When Malik looks back, he thinks maybe he shares something with the man they named the program for, Benjamin Carson, M.D. He's the children's neurosurgeon who separated those Siamese twins years ago. The man with the gifted hands.

Everybody says he's humble. Grew up poor in Detroit. Studied hard. Now that he's on top, he tries to help others get where he is. Probably looks back and thinks about all those people who took the time to help him all along, saying those righteous things.
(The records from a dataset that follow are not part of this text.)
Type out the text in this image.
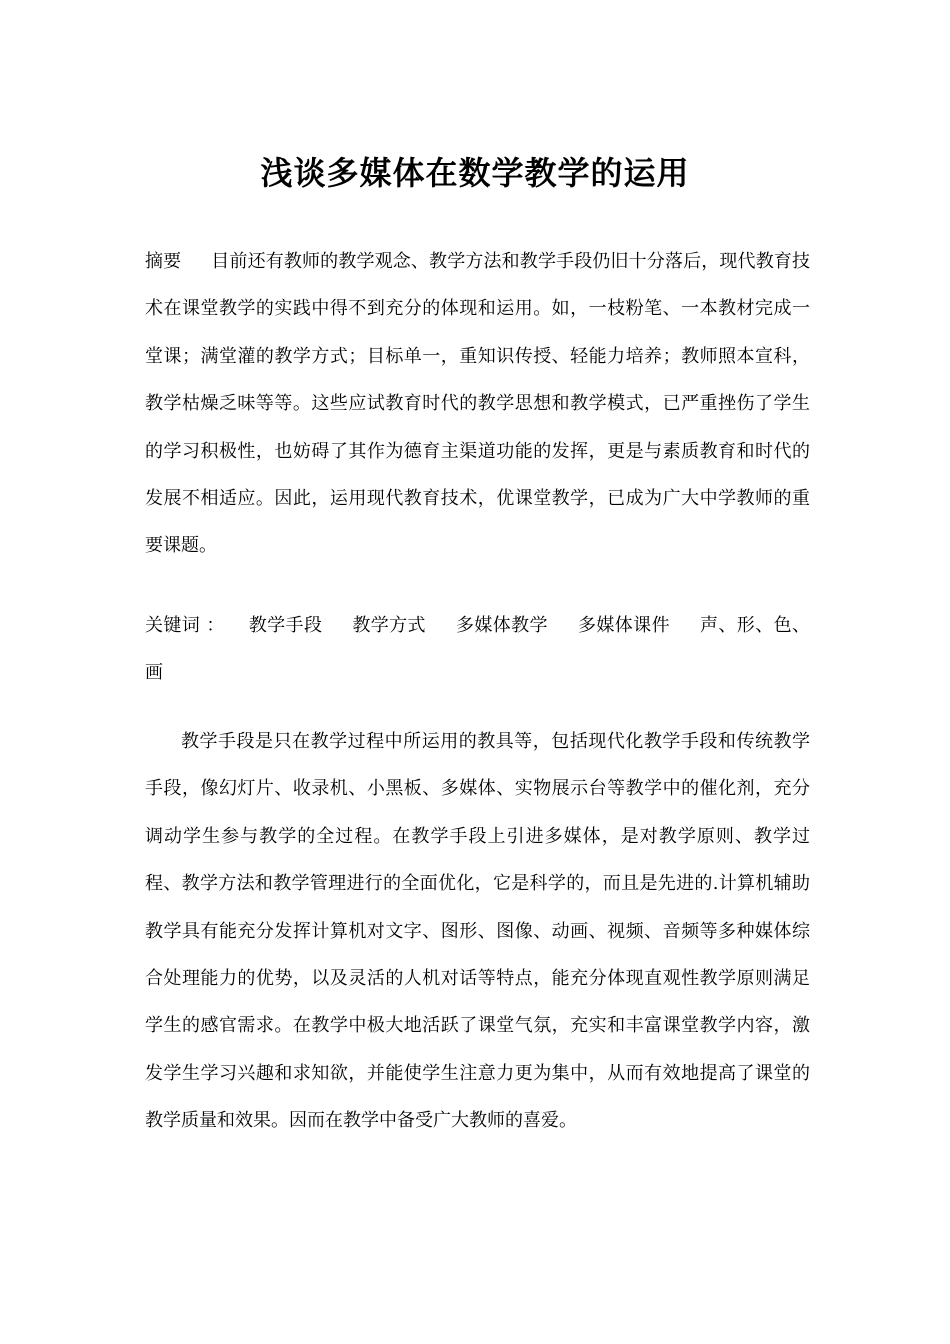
浅谈多媒体在数学教学的运用

摘要 目前还有教师的教学观念、教学方法和教学手段仍旧十分落后，现代教育技术在课堂教学的实践中得不到充分的体现和运用。如，一枝粉笔、一本教材完成一堂课；满堂灌的教学方式；目标单一，重知识传授、轻能力培养；教师照本宣科，教学枯燥乏味等等。这些应试教育时代的教学思想和教学模式，已严重挫伤了学生的学习积极性，也妨碍了其作为德育主渠道功能的发挥，更是与素质教育和时代的发展不相适应。因此，运用现代教育技术，优课堂教学，已成为广大中学教师的重要课题。

关键词 ： 教学手段 教学方式 多媒体教学 多媒体课件 声、形、色、画

教学手段是只在教学过程中所运用的教具等，包括现代化教学手段和传统教学手段，像幻灯片、收录机、小黑板、多媒体、实物展示台等教学中的催化剂，充分调动学生参与教学的全过程。在教学手段上引进多媒体，是对教学原则、教学过程、教学方法和教学管理进行的全面优化，它是科学的，而且是先进的.计算机辅助教学具有能充分发挥计算机对文字、图形、图像、动画、视频、音频等多种媒体综合处理能力的优势，以及灵活的人机对话等特点，能充分体现直观性教学原则满足学生的感官需求。在教学中极大地活跃了课堂气氛，充实和丰富课堂教学内容，激发学生学习兴趣和求知欲，并能使学生注意力更为集中，从而有效地提高了课堂的教学质量和效果。因而在教学中备受广大教师的喜爱。
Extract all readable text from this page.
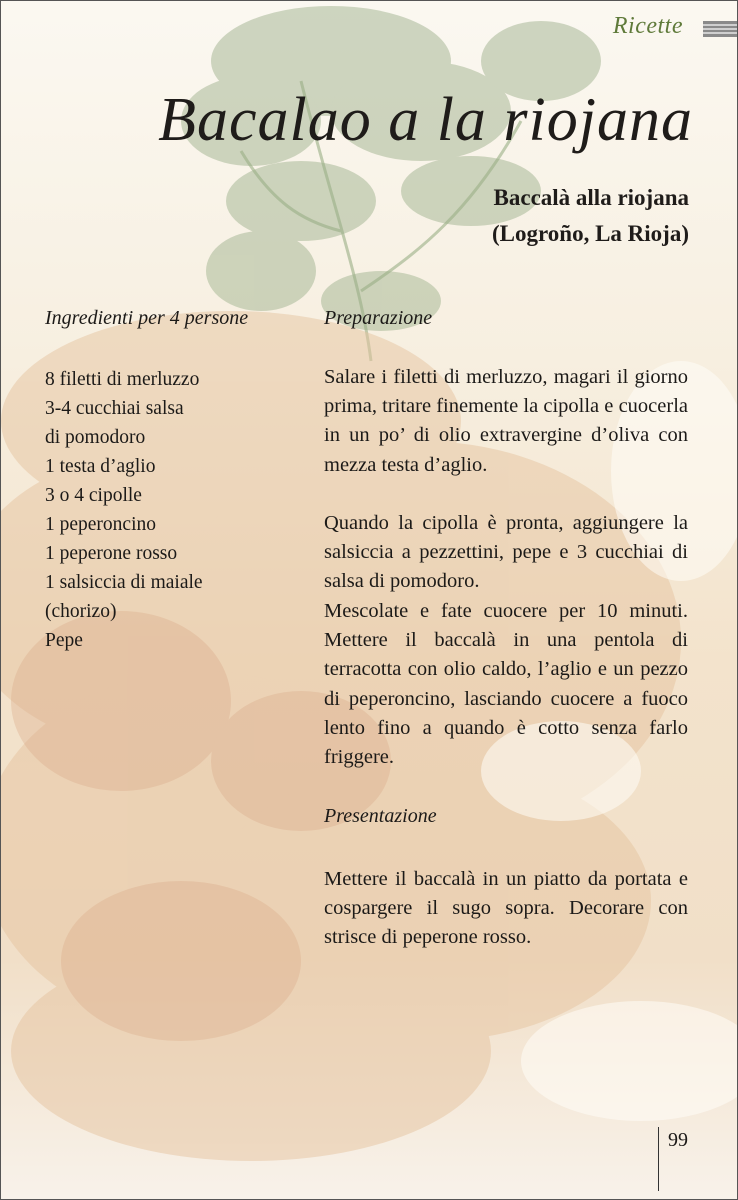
Ricette
Bacalao a la riojana
Baccalà alla riojana
(Logroño, La Rioja)
Ingredienti per 4 persone	Preparazione
8 filetti di merluzzo
3-4 cucchiai salsa
di pomodoro
1 testa d’aglio
3 o 4 cipolle
1 peperoncino
1 peperone rosso
1 salsiccia di maiale
(chorizo)
Pepe

Salare i filetti di merluzzo, magari il giorno prima, tritare finemente la cipolla e cuocerla in un po’ di olio extravergine d’oliva con mezza testa d’aglio.

Quando la cipolla è pronta, aggiungere la salsiccia a pezzettini, pepe e 3 cucchiai di salsa di pomodoro.

Mescolate e fate cuocere per 10 minuti. Mettere il baccalà in una pentola di terracotta con olio caldo, l’aglio e un pezzo di peperoncino, lasciando cuocere a fuoco lento fino a quando è cotto senza farlo friggere.

Presentazione

Mettere il baccalà in un piatto da portata e cospargere il sugo sopra. Decorare con strisce di peperone rosso.

99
When Malik thinks about it, he sees it wasn't all rage and pride and wasted time. There were those folks who told him the right things once in a while. Those few teachers who didn't have that attitude. The old folks, the ones whose bags he'd carry sometimes, who told him stories and said, "You're not like other kids." His big brother, Michael Campbell, who had a job and his own place. And Moms.

He stressed her out. And sure, she'd be happier if only he'd stay at those family barbecues for more than five minutes. But she was a survivor. Always kept it together. It never entered his mind that he, of all people, could rock her world.

He didn't see it coming when he handed her the note. The way she trembled and started to cry. The way his rock, Cynthia Campbell, broke down.

She tried to speak between her sobs. She said she was scared. She said he never listened. She said if he didn't start to listen right now, he'd never finish school, he'd never get out of the neighborhood, he'd end up in jail, he'd be dead by 18.

Death, he'd seen. This he couldn't handle. He held her, hugged her, kissed her on the cheeks again and again. Anything to make her stop. And now her words rang in his ears, the ones she said to him nearly every day, every time he scowled or sulked or brought his troubles home.

"That's not you, Malik," she'd say. "That's not you."